Our success is due in large part to my field partner. He is a man with a truly accipiter-like disposition. By this, I mean he possesses both the speed and single-minded desire to chase after anything that flaps fitting of a forest hawk. I had one or two good runs on my part, but I can do nothing in comparison to this man, known by some as the Destroyer. I was able to make an important contribution, however. My role was to determine where the bird actually WENT, and to determine if the bird was, in fact, a ferruginous hawk. The destroyer is known to chase down red-tails and even ravens on accident, and could probably be trapped using a pinecone with feathers attached. I am serious when I say my partner was a human accipiter.

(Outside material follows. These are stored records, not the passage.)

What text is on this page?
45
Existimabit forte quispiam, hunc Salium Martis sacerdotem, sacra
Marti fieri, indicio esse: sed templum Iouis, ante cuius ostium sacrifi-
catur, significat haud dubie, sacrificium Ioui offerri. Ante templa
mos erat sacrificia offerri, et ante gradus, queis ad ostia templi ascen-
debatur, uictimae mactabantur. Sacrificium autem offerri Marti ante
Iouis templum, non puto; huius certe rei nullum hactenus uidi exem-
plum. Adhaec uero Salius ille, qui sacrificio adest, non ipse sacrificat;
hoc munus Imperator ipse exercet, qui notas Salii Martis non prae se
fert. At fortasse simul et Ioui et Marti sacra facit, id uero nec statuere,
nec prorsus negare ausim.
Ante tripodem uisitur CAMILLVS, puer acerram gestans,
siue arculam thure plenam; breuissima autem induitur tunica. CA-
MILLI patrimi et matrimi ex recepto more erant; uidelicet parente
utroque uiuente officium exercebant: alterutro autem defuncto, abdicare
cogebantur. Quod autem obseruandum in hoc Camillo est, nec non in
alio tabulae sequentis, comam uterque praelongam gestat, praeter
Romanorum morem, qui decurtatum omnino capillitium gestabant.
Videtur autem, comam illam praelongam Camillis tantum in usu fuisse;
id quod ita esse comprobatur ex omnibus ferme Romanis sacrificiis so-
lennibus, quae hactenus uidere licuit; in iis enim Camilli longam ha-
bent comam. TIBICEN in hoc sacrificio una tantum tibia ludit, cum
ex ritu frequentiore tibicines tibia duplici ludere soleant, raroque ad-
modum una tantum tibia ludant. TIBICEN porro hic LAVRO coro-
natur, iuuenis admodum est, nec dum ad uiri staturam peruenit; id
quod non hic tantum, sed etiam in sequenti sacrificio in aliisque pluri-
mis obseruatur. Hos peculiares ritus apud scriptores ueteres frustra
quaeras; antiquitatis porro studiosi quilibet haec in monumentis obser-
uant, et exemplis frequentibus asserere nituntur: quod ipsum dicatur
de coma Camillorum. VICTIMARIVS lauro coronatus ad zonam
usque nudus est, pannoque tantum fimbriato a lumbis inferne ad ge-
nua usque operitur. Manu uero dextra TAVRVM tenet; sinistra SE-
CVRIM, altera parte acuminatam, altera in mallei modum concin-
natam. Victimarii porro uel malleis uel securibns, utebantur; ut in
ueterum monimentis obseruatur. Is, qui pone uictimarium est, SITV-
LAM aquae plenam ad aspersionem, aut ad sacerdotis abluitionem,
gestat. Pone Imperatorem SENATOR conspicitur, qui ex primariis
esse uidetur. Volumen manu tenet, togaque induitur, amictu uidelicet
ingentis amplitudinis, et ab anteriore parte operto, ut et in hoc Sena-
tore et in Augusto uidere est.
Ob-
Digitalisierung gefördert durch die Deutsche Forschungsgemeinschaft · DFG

Once the birds are tagged, it comes down to tracking them. The VHF style transmitter in their backpacks is the classic style radio telemetry tag. All it does is send out a pulse at a given frequency. This is my kind of technology. Simple. After spending so much time messing around with satellite transmitters, remote data downloading stations, and total technological meltdowns, the radio telemetry was a relief. There is really only one available control on a radio receiver, and that is the gain. This just adjusts the sensitivity of the receiver. Using this a person can determine everything they really need to know: the relative distance on the bird, and direction of the signal.
Of course, because the University here can never leave anything simple, airplanes and horses and a whole morass of fancy antennae and equipment have come into the picture. The technology is still simple, but now there is an AIRPLANE and a lot more geometry. Since, you won’t see the bird from the airplane, you instead take a bearing on the bird from multiple points. Where the hypothetical lines pointing towards the bird would cross should be the location of your bird. So as glamorous as doing science from a Cessna might seem, keep mind that both math and vomiting are also happening concurrently.
What I have learned from all of this is that life is difficult when you are a young hawk. It takes more than a sharp bill and talons to get by in the world.